Wednesday, September 05, 2012

A Few Best Men

A Few Best Men
- A few mediocre at best men more like it

  My friends and I had originally geared ourselves up for the high octane, cheap-thrill-heavy Expendables 2 but after failing to get tickets we opted to buy tickets for this Australian/British Hangover style comedy we opted to the the bar to have a second pint in the interim period.  Maybe rather than enhancing my enjoyment of the film, the Hoegaarden numbed my funny bone but when you're not expecting too much, you're not likely to be disappointed.  Truth be told, I hadn't heard much at all about A Few Best Men before I went and saw it.  I couldn't have told you who was in it and after reading the cast list on the cinema "What's showing" pamphlett, I still couldn't have told you any of the films the stars had previously appeared in.  With the exception of Kris Marshall, famous for playing a man-boy-child character in long running, largely inoffensive BBC sitcom My Family and appearing in BT adverts for the last dacade, there was no-one in the film who registered more than "I think I recognize that guy, but from where".  Only by cheating and looking on www.imdb.com have I been able to ascertain that Kevin Bishop was in Grange Hill and had his own show that ran for two series on Channel 4 and the long suffering groom was played by Xavier Samuel, who apparently appeared in some Twilight sequel which I have never seen because I have some vague sense of self respect.

That's not to say any of the cast were particularly bad but by and large the acting standards ranged from at  best "quite good" to at worst "a little bit bland".  Marshall continues his streak of playing immature, old-enough-to-know-better batchelor characters, whilst Bishop plays a Woody Allen/Mort Goldman style neurotic bumbler (ironically with a Hitler moustache).  Laura Brent and Xavier Samuel do the best with the script that they're given, acting as likable but largely forgettable protagonists in a film that seems to opt to be just that: amiable but unexceptional.  Perhaps credit is most due to Olivia Newton-John for playing out of control mother of the bride, acting as the leftist opposite to her on screen, politically right husband.  On the political note, the whole film was suprisingly left with both soft and hard drugs being used with only minor consequences for the characters and hilarity ensuing from said consequences.

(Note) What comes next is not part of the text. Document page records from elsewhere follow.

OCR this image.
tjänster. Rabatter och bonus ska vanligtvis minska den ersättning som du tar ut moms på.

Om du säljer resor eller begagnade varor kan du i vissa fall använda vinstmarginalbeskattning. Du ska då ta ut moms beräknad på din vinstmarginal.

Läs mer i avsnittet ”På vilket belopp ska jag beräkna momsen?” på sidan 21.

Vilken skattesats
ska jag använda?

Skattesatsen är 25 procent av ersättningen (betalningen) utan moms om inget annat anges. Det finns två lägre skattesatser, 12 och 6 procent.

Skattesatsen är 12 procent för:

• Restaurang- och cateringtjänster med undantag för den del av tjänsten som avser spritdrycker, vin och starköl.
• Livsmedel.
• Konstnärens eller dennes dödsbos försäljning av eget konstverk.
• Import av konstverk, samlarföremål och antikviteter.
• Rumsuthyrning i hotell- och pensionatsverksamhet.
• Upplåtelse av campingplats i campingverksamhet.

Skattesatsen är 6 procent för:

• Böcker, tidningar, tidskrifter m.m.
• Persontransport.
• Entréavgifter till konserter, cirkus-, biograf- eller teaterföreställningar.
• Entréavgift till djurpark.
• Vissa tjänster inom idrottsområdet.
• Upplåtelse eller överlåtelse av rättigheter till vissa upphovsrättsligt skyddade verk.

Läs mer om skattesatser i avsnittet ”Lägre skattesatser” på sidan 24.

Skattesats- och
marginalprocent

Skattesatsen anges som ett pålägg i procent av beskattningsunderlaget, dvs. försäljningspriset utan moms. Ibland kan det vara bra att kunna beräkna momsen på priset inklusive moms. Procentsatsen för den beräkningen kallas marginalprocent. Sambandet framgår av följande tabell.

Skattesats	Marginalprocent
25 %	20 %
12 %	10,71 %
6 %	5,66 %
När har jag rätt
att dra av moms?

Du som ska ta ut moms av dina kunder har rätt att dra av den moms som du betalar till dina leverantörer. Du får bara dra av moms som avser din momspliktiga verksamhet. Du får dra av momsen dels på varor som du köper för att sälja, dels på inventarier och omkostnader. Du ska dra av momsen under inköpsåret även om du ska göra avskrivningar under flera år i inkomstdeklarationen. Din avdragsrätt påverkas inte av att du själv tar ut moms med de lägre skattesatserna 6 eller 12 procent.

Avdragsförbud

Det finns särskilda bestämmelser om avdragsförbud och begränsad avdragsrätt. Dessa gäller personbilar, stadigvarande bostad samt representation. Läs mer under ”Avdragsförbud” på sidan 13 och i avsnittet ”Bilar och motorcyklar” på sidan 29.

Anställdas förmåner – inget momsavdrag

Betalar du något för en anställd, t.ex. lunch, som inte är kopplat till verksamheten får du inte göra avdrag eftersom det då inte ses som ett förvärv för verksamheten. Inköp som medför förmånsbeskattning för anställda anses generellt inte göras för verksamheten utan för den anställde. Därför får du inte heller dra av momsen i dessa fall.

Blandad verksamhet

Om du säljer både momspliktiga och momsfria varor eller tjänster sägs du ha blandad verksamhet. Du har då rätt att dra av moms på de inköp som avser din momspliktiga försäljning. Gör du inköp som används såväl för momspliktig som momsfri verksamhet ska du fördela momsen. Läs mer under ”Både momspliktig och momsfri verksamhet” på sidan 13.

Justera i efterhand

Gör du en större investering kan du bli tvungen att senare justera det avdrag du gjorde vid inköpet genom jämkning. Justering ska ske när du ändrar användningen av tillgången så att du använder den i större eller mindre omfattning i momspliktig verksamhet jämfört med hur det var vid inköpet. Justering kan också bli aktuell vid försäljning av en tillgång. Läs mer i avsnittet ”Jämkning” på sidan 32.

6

Kevin Bishop's character, complete with moustache and allergies

Hilarity as a whole though, didn't really ensue.  Comparisons between this film and the Hangover will inevitably be drawn and the producers were obviously trying to draw in the same crowd, however whilst the Hangover was fresh and strangely satisfying, more or less everything in this Aussie/Brit clone has been done before - the groom's party wake up to find an animal wandering about their rooms, they have shenanigans with their crazy drug dealer and ultimately are charged with the task of rectifying all of their mistakes.  The thing that annoys me about both of these films is that none of the characters ever seem to actually suffer from a hangover.  At no point in this film did any of the main characters complain about having a pounding headache, dizzyness, nausea (aside from a character who downs three bottles of champagne on the day of the wedding) or even "The Fear".  I would love to see some character get the 5 O'Clock in the afternoon of the next day paranoia spells I get from a heavy night.  Seriously, just once I'd like to see a character appear jittery, sweaty and nervous as they try to contemplate the purpose of their existence whilst trying to "get their shit together."  Instead they run around having their hijinx to some increasingly bland quirky Australian ska covers of existing songs, often mixing it up with close up shots of the spanking blonde wedding singer as if the director wanted to launch her to musical stardom through this film.

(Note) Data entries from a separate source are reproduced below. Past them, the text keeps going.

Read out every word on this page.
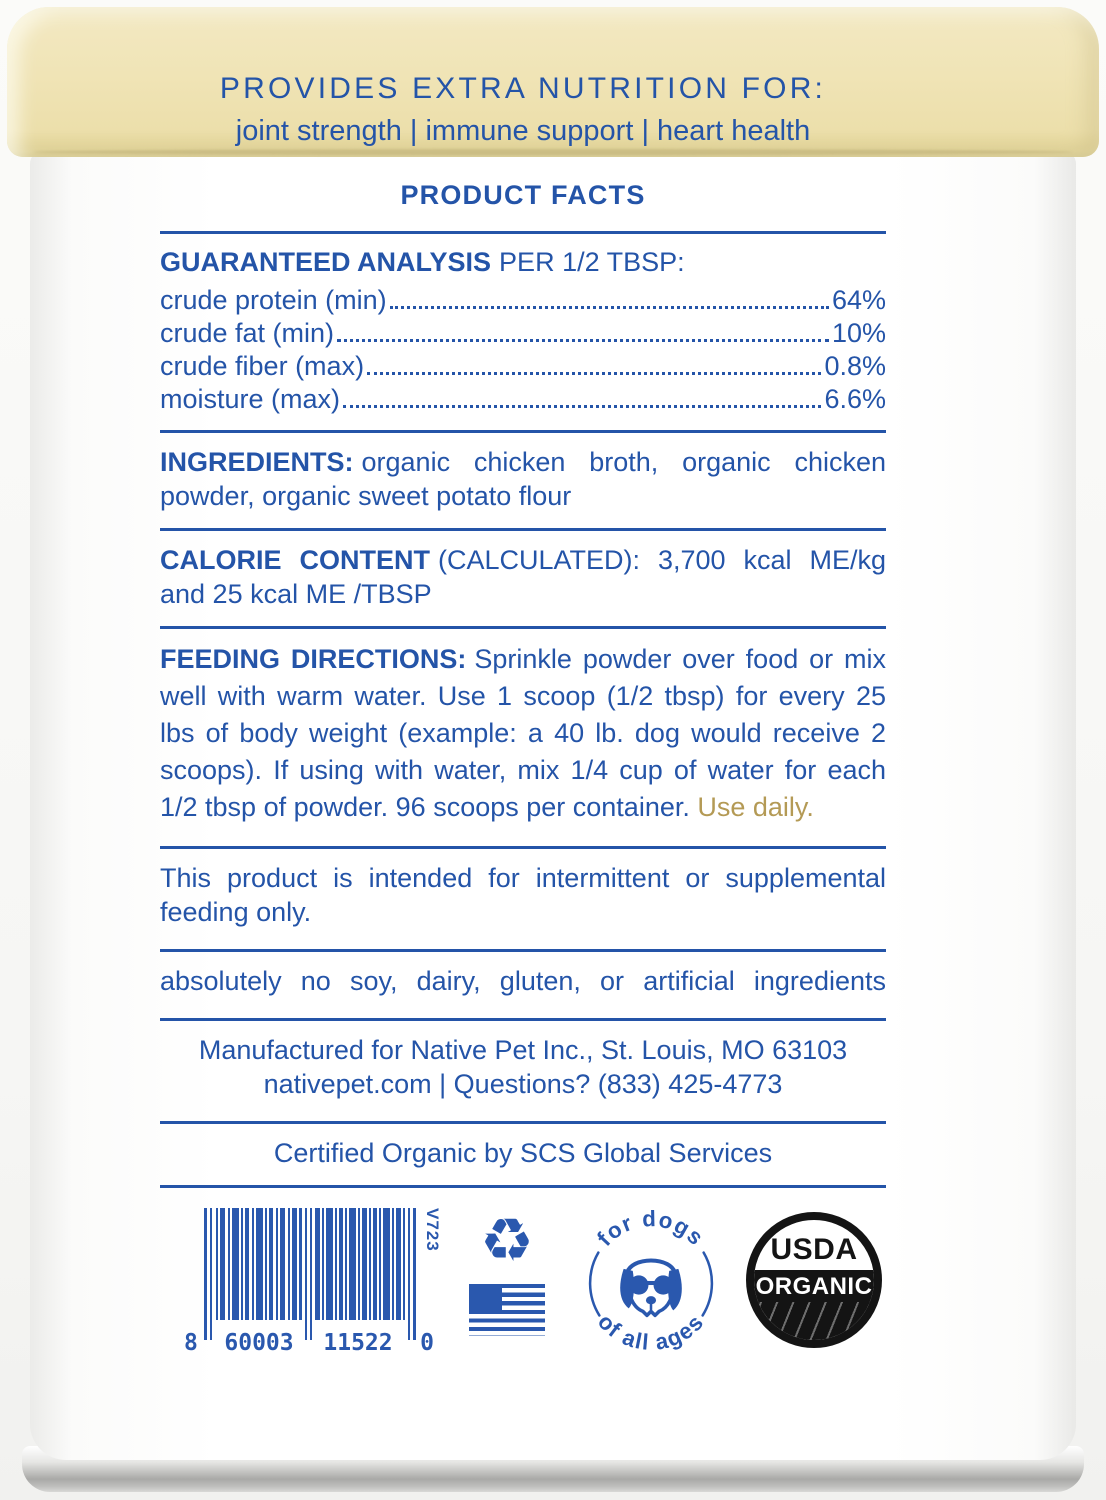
PROVIDES EXTRA NUTRITION FOR:
joint strength | immune support | heart health
PRODUCT FACTS
GUARANTEED ANALYSIS PER 1/2 TBSP:
crude protein (min)	64%
crude fat (min)	10%
crude fiber (max)	0.8%
moisture (max)	6.6%

INGREDIENTS: organic chicken broth, organic chicken powder, organic sweet potato flour

CALORIE CONTENT (CALCULATED): 3,700 kcal ME/kg and 25 kcal ME /TBSP

FEEDING DIRECTIONS: Sprinkle powder over food or mix well with warm water. Use 1 scoop (1/2 tbsp) for every 25 lbs of body weight (example: a 40 lb. dog would receive 2 scoops). If using with water, mix 1/4 cup of water for each 1/2 tbsp of powder. 96 scoops per container. Use daily.

This product is intended for intermittent or supplemental feeding only.

absolutely no soy, dairy, gluten, or artificial ingredients

Manufactured for Native Pet Inc., St. Louis, MO 63103
nativepet.com | Questions? (833) 425-4773

Certified Organic by SCS Global Services

8	60003	11522	0
V723 ♻	for dogs
of all ages
USDA
ORGANIC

The film's biggest flaw is its predictability.  It starts with a shallow sentimental "I love you moment" between the two lovers and more or less ends with the same moment.  You could yell at me for saying that's a spoiler but the film is shot in such a way that nothing other than the last fourty seconds pre-credits act as a suprise.  The slapstick jokes are so often delivered as "visual set up", delay, "visual punchline", with the punchlines very rarely being anything other than exactly what you expected it to be.  For me this meant the laugh factor was much lower than it ultimately could have been.  Whilst I could hear a lot of laughs from the rest of the audience, the four of us watching were compartively silent, I can only presume they were the twenty or so people in the western hemisphere who haven't seen the Hangover. 

The bottom line is that this film is just too average to buy a cinema ticket on any other day than a £3.00 Tuesday or whatever your local cinema's variant is.  It'll be better suited for those nights where you and your boyfriend/girlfriend/spouse/moose/wookiee are tired after a long week of work, want to stay in rent a movie and fall asleep on the couch three quarters of the way through.  Despite the odd moment of gross out comedy involving a sheep's rectum, this is inoffensive old hat, not without its charms but not exactly full of them either.